CAIRO, March 21 (Reuters) - Egyptian bakers who have threatened a strike that could affect the staple diet of the nation’s poor said a meeting they had hoped to hold with the prime minister on Thursday would not take place until next week.
Abdullah Ghorab, the head of the bakers’ association, said earlier this week he intended to meet Prime Minister Hisham Kandil on Thursday to discuss their demands, but late in the day he said the meeting had yet to be arranged.
“We are waiting for the prime minister,” he said, adding he now expected the meeting would be held early next week. There would be no decision on strike action until then, he added.
Ghorab heads an association representing 25,000 private-sector bakeries, most of which bake loaves that sell for 5 piastres, or less than 1 U.S. cent.

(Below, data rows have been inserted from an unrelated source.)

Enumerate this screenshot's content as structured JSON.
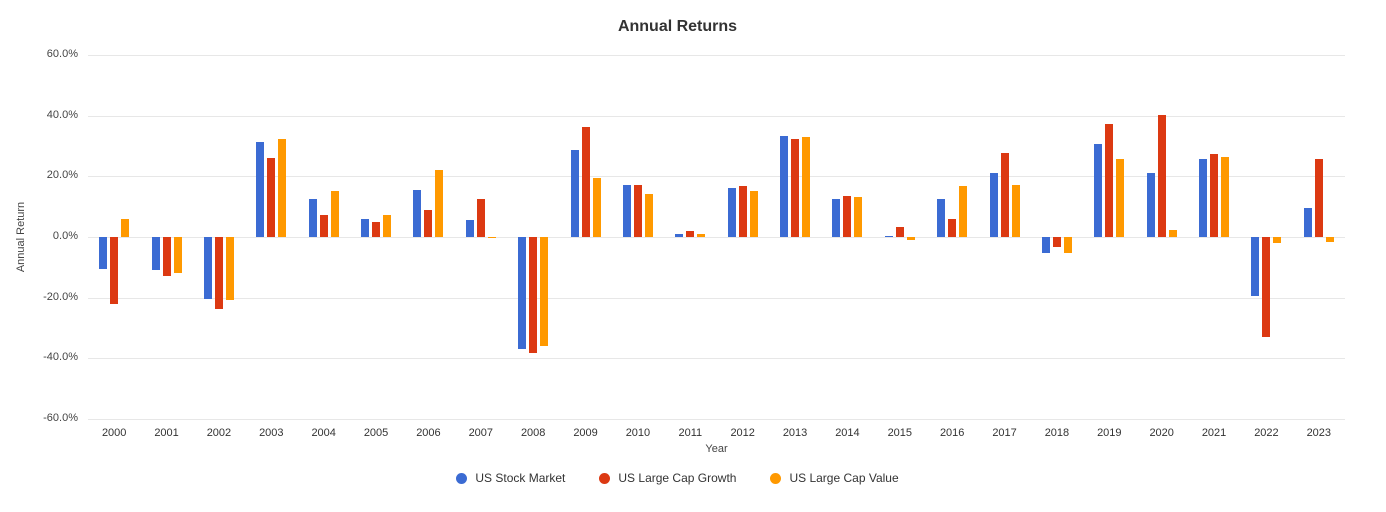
{
  "chart_data": {
    "type": "bar",
    "title": "Annual Returns",
    "xlabel": "Year",
    "ylabel": "Annual Return",
    "ylim": [
      -60,
      60
    ],
    "grid": true,
    "legend_position": "bottom",
    "yticks": [
      60,
      40,
      20,
      0,
      -20,
      -40,
      -60
    ],
    "ytick_labels": [
      "60.0%",
      "40.0%",
      "20.0%",
      "0.0%",
      "-20.0%",
      "-40.0%",
      "-60.0%"
    ],
    "categories": [
      "2000",
      "2001",
      "2002",
      "2003",
      "2004",
      "2005",
      "2006",
      "2007",
      "2008",
      "2009",
      "2010",
      "2011",
      "2012",
      "2013",
      "2014",
      "2015",
      "2016",
      "2017",
      "2018",
      "2019",
      "2020",
      "2021",
      "2022",
      "2023"
    ],
    "series": [
      {
        "name": "US Stock Market",
        "color": "#3b6bd3",
        "values": [
          -10.6,
          -11.0,
          -20.5,
          31.4,
          12.5,
          6.0,
          15.5,
          5.5,
          -37.0,
          28.7,
          17.1,
          1.0,
          16.3,
          33.4,
          12.4,
          0.3,
          12.5,
          21.2,
          -5.2,
          30.8,
          21.0,
          25.7,
          -19.5,
          9.4
        ]
      },
      {
        "name": "US Large Cap Growth",
        "color": "#dc3912",
        "values": [
          -22.1,
          -12.9,
          -23.7,
          25.9,
          7.2,
          5.1,
          9.0,
          12.6,
          -38.2,
          36.3,
          17.1,
          1.9,
          16.9,
          32.2,
          13.5,
          3.2,
          6.1,
          27.8,
          -3.3,
          37.2,
          40.2,
          27.3,
          -33.1,
          25.8
        ]
      },
      {
        "name": "US Large Cap Value",
        "color": "#ff9900",
        "values": [
          6.1,
          -11.9,
          -20.9,
          32.3,
          15.3,
          7.1,
          22.2,
          0.1,
          -36.0,
          19.6,
          14.3,
          1.1,
          15.1,
          32.9,
          13.1,
          -1.0,
          16.8,
          17.1,
          -5.4,
          25.8,
          2.3,
          26.5,
          -2.1,
          -1.6
        ]
      }
    ]
  }
}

The prospect of a bakers’ strike has compounded a sense of economic crisis in a country where a drop in foreign currency reserves has already caused fuel shortages and raised the potential for more social unrest.
The bakers say the government owes them 400 million Egyptian pounds ($59 million) in incentives they are due for producing state-subsidised bread for the poor.
The minister of supplies and internal trade said earlier this week bakers would face criminal prosecution if they went on strike
The government, which is seeking a $4.8 billion loan from the International Monetary Fund, is under pressure to curb spending on food and fuel subsidies that swallow up around a quarter of the state budget. The government plans to start rationing the subsidised bread under plans to cut spending.
Egypt’s economy has been in tatters since the revolt of 2011 that ousted Hosni Mubarak. A mostly desert nation with a population of 84 million, it is the world’s biggest importer of wheat.